Train a Semantic Segmentation Model using Segmentation-Models-PyTorch¶
This notebook demonstrates how to train semantic segmentation models for object detection (e.g., building detection) using the segmentation-models-pytorch library. Unlike instance segmentation with Mask R-CNN, this approach treats the task as pixel-level binary classification.
Install packages¶
To use the new functionality, ensure the required packages are installed.
# %pip install geoai-py
Import libraries¶
import geoai
Download sample data¶
We'll use the same dataset as the Mask R-CNN example for consistency.
train_raster_url = (
"https://huggingface.co/datasets/giswqs/geospatial/resolve/main/naip_rgb_train.tif"
)
train_vector_url = "https://huggingface.co/datasets/giswqs/geospatial/resolve/main/naip_train_buildings.geojson"
test_raster_url = (
"https://huggingface.co/datasets/giswqs/geospatial/resolve/main/naip_test.tif"
)
train_raster_path = geoai.download_file(train_raster_url)
train_vector_path = geoai.download_file(train_vector_url)
test_raster_path = geoai.download_file(test_raster_url)
Visualize sample data¶
geoai.view_vector_interactive(train_vector_path, tiles=train_raster_url)
geoai.view_raster(test_raster_url)
Create training data¶
We'll create the same training tiles as before.
out_folder = "buildings"
tiles = geoai.export_geotiff_tiles(
in_raster=train_raster_path,
out_folder=out_folder,
in_class_data=train_vector_path,
tile_size=512,
stride=256,
buffer_radius=0,
)
Train semantic segmentation model¶
Now we'll train a semantic segmentation model using the new train_segmentation_model
function. This function supports various architectures from segmentation-models-pytorch
:
- Architectures:
unet
,unetplusplus
deeplabv3
,deeplabv3plus
,fpn
,pspnet
,linknet
,manet
- Encoders:
resnet34
,resnet50
,efficientnet-b0
,mobilenet_v2
, etc.
For more details, please refer to the segmentation-models-pytorch documentation.
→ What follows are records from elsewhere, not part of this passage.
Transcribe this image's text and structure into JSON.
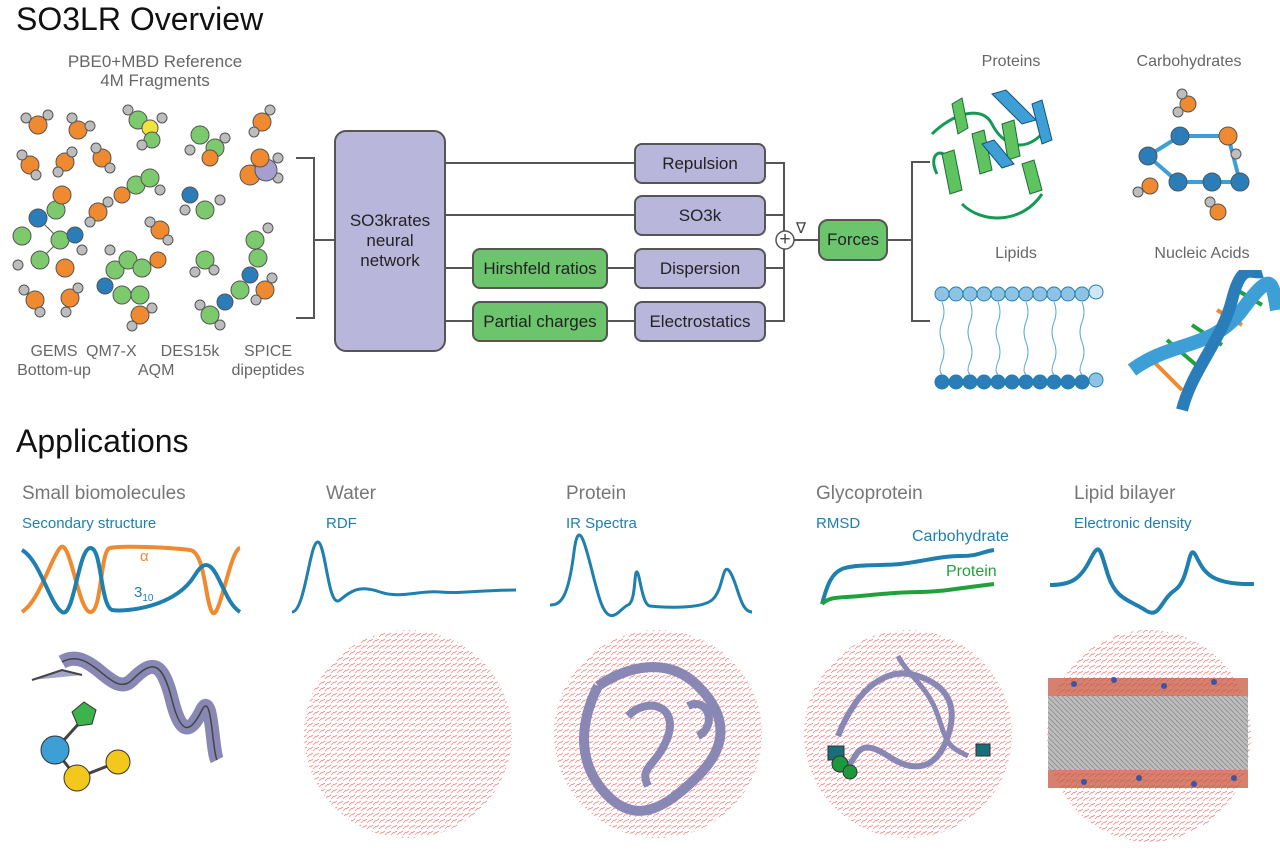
{
  "overview": {
    "title": "SO3LR Overview",
    "reference_line1": "PBE0+MBD Reference",
    "reference_line2": "4M Fragments",
    "datasets": {
      "gems": "GEMS",
      "bottom_up": "Bottom-up",
      "qm7x": "QM7-X",
      "aqm": "AQM",
      "des15k": "DES15k",
      "spice": "SPICE",
      "dipeptides": "dipeptides"
    },
    "network_label": "SO3krates neural network",
    "terms": {
      "repulsion": "Repulsion",
      "so3k": "SO3k",
      "dispersion": "Dispersion",
      "electrostatics": "Electrostatics"
    },
    "inputs": {
      "hirshfeld": "Hirshfeld ratios",
      "charges": "Partial charges"
    },
    "forces": "Forces",
    "sum_symbol": "+",
    "grad_symbol": "∇",
    "systems": {
      "proteins": "Proteins",
      "carbohydrates": "Carbohydrates",
      "lipids": "Lipids",
      "nucleic_acids": "Nucleic Acids"
    }
  },
  "applications": {
    "title": "Applications",
    "panels": [
      {
        "name": "Small biomolecules",
        "plot": "Secondary structure",
        "annot1": "α",
        "annot2": "3",
        "annot2_sub": "10"
      },
      {
        "name": "Water",
        "plot": "RDF"
      },
      {
        "name": "Protein",
        "plot": "IR Spectra"
      },
      {
        "name": "Glycoprotein",
        "plot": "RMSD",
        "annot1": "Carbohydrate",
        "annot2": "Protein"
      },
      {
        "name": "Lipid bilayer",
        "plot": "Electronic density"
      }
    ]
  },
  "colors": {
    "purple_box": "#b9b6dc",
    "green_box": "#6cc46c",
    "curve_blue": "#1f7fae",
    "curve_orange": "#f08a30",
    "curve_green": "#1fa23c",
    "atom_orange": "#f08a30",
    "atom_green": "#7dca6e",
    "atom_blue": "#2a7db8",
    "atom_grey": "#bdbdbd",
    "atom_yellow": "#f2e33a"
  }
}
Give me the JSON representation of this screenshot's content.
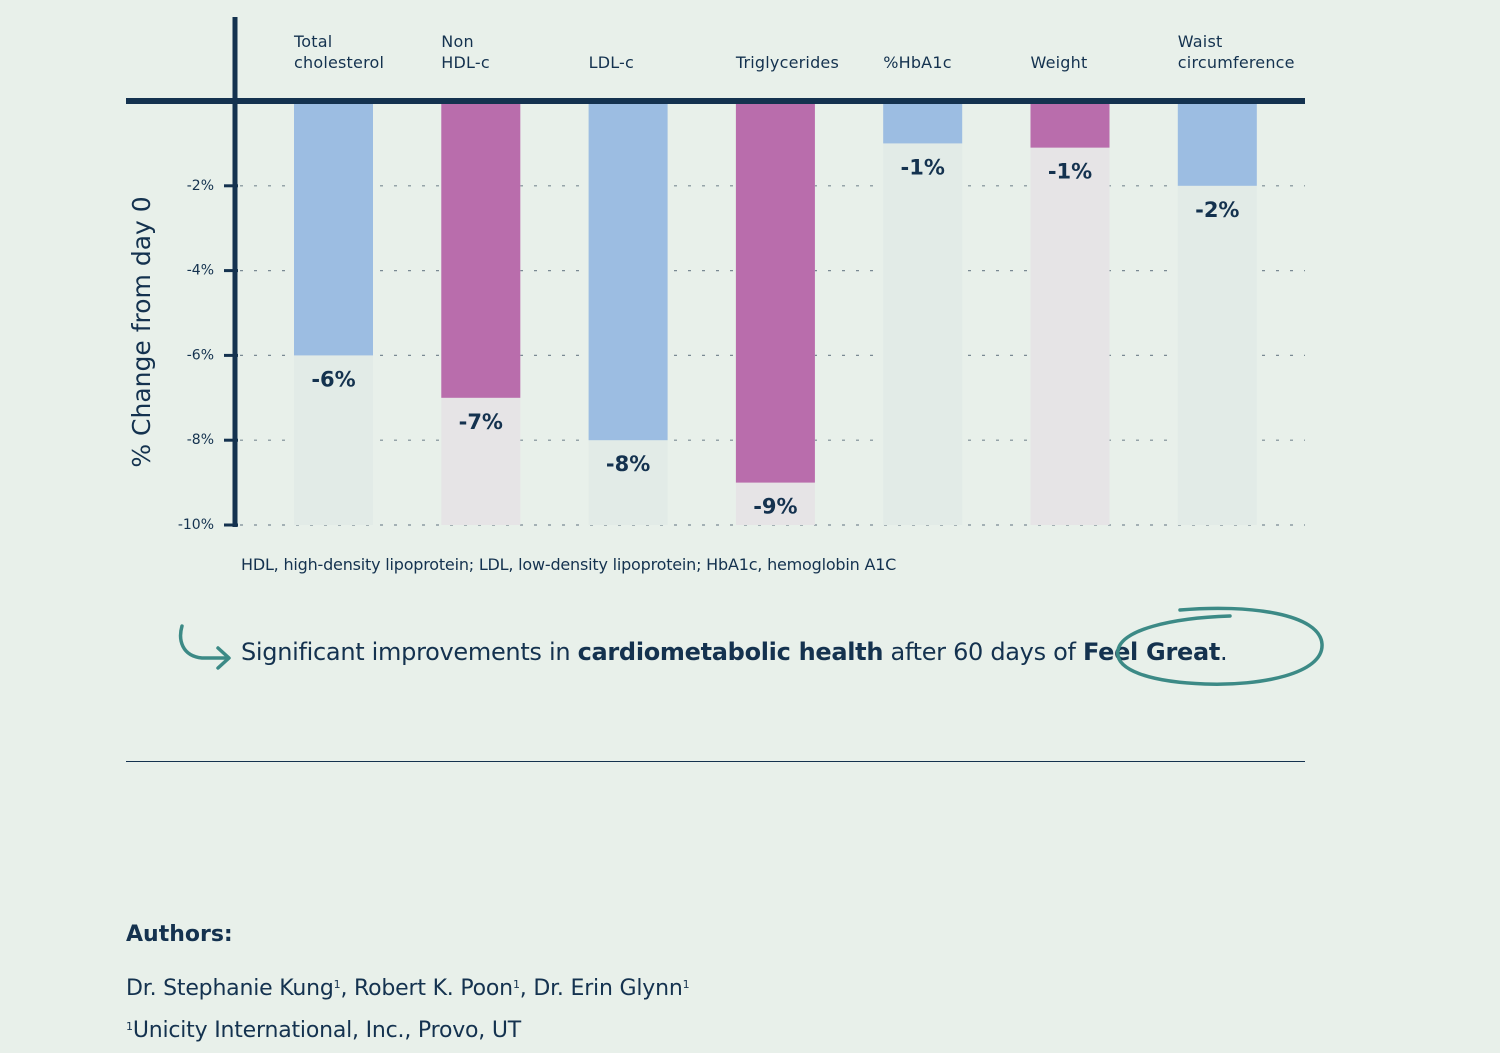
{
  "chart_data": {
    "type": "bar",
    "categories": [
      "Total cholesterol",
      "Non HDL-c",
      "LDL-c",
      "Triglycerides",
      "%HbA1c",
      "Weight",
      "Waist circumference"
    ],
    "category_label_lines": [
      [
        "Total",
        "cholesterol"
      ],
      [
        "Non",
        "HDL-c"
      ],
      [
        "LDL-c"
      ],
      [
        "Triglycerides"
      ],
      [
        "%HbA1c"
      ],
      [
        "Weight"
      ],
      [
        "Waist",
        "circumference"
      ]
    ],
    "values": [
      -6,
      -7,
      -8,
      -9,
      -1,
      -1.1,
      -2
    ],
    "data_labels": [
      "-6%",
      "-7%",
      "-8%",
      "-9%",
      "-1%",
      "-1%",
      "-2%"
    ],
    "bar_colors": [
      "#9cbde2",
      "#b96dac",
      "#9cbde2",
      "#b96dac",
      "#9cbde2",
      "#b96dac",
      "#9cbde2"
    ],
    "track_colors": [
      "#e2ebe7",
      "#e6e4e6",
      "#e2ebe7",
      "#e6e4e6",
      "#e2ebe7",
      "#e6e4e6",
      "#e2ebe7"
    ],
    "ylabel": "% Change from day 0",
    "yticks": [
      -2,
      -4,
      -6,
      -8,
      -10
    ],
    "ytick_labels": [
      "-2%",
      "-4%",
      "-6%",
      "-8%",
      "-10%"
    ],
    "ylim": [
      -10,
      0
    ],
    "grid": "dashed horizontal",
    "axis_color": "#14324f"
  },
  "footnote": "HDL, high-density lipoprotein; LDL, low-density lipoprotein; HbA1c, hemoglobin A1C",
  "headline": {
    "part1": "Significant improvements in ",
    "bold1": "cardiometabolic health",
    "part2": " after 60 days of ",
    "bold2": "Feel Great",
    "end": "."
  },
  "authors": {
    "heading": "Authors:",
    "names": [
      {
        "name": "Dr. Stephanie Kung",
        "sup": "1",
        "sep": ", "
      },
      {
        "name": "Robert K. Poon",
        "sup": "1",
        "sep": ", "
      },
      {
        "name": "Dr. Erin Glynn",
        "sup": "1",
        "sep": ""
      }
    ],
    "affiliation_sup": "1",
    "affiliation": "Unicity International, Inc., Provo, UT"
  },
  "colors": {
    "background": "#e8f0ea",
    "text": "#14324f",
    "accent_teal": "#3c8a86"
  }
}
Example 1: U-Net with ResNet34 encoder¶
# Train U-Net model
geoai.train_segmentation_model(
images_dir=f"{out_folder}/images",
labels_dir=f"{out_folder}/labels",
output_dir=f"{out_folder}/unet_models",
architecture="unet",
encoder_name="resnet34",
encoder_weights="imagenet",
num_channels=3,
num_classes=2, # background and building
batch_size=8,
num_epochs=50,
learning_rate=0.001,
val_split=0.2,
verbose=True,
)
Example 2: SegFormer with resnet152 encoder¶
geoai.train_segmentation_model(
images_dir=f"{out_folder}/images",
labels_dir=f"{out_folder}/labels",
output_dir=f"{out_folder}/segformer_models",
architecture="segformer",
encoder_name="resnet152",
encoder_weights="imagenet",
num_channels=3,
num_classes=2,
batch_size=6, # Smaller batch size for more complex model
num_epochs=50,
learning_rate=0.0005,
val_split=0.2,
)
Run inference¶
Now we'll use the trained model to make predictions on the test image.
# Define paths
masks_path = "naip_test_semantic_prediction.tif"
model_path = f"{out_folder}/unet_models/best_model.pth"
# Run semantic segmentation inference
geoai.semantic_segmentation(
input_path=test_raster_path,
output_path=masks_path,
model_path=model_path,
architecture="unet",
encoder_name="resnet34",
num_channels=3,
num_classes=2,
window_size=512,
overlap=256,
batch_size=4,
)
Vectorize masks¶
Convert the predicted mask to vector format for better visualization and analysis.
output_vector_path = "naip_test_semantic_prediction.geojson"
gdf = geoai.orthogonalize(masks_path, output_vector_path, epsilon=2)
Visualize results¶
geoai.view_vector_interactive(output_vector_path, tiles=test_raster_url)
geoai.create_split_map(
left_layer=output_vector_path,
right_layer=test_raster_url,
left_args={"style": {"color": "red", "fillOpacity": 0.2}},
basemap=test_raster_url,
)
Model Performance Analysis¶
Let's examine the training curves and model performance:
# Load and display training history
import torch
import matplotlib.pyplot as plt
history_path = f"{out_folder}/unet_models/training_history.pth"
history = torch.load(history_path)
plt.figure(figsize=(15, 5))
plt.subplot(1, 3, 1)
plt.plot(history["train_losses"], label="Train Loss")
plt.plot(history["val_losses"], label="Val Loss")
plt.title("Loss")
plt.xlabel("Epoch")
plt.ylabel("Loss")
plt.legend()
plt.grid(True)
plt.subplot(1, 3, 2)
plt.plot(history["val_ious"], label="Val IoU")
plt.title("IoU Score")
plt.xlabel("Epoch")
plt.ylabel("IoU")
plt.legend()
plt.grid(True)
plt.subplot(1, 3, 3)
plt.plot(history["val_dices"], label="Val Dice")
plt.title("Dice Score")
plt.xlabel("Epoch")
plt.ylabel("Dice")
plt.legend()
plt.grid(True)
plt.tight_layout()
plt.show()
print(f"Best IoU: {max(history['val_ious']):.4f}")
print(f"Best Dice: {max(history['val_dices']):.4f}")
print(f"Final IoU: {history['val_ious'][-1]:.4f}")
print(f"Final Dice: {history['val_dices'][-1]:.4f}")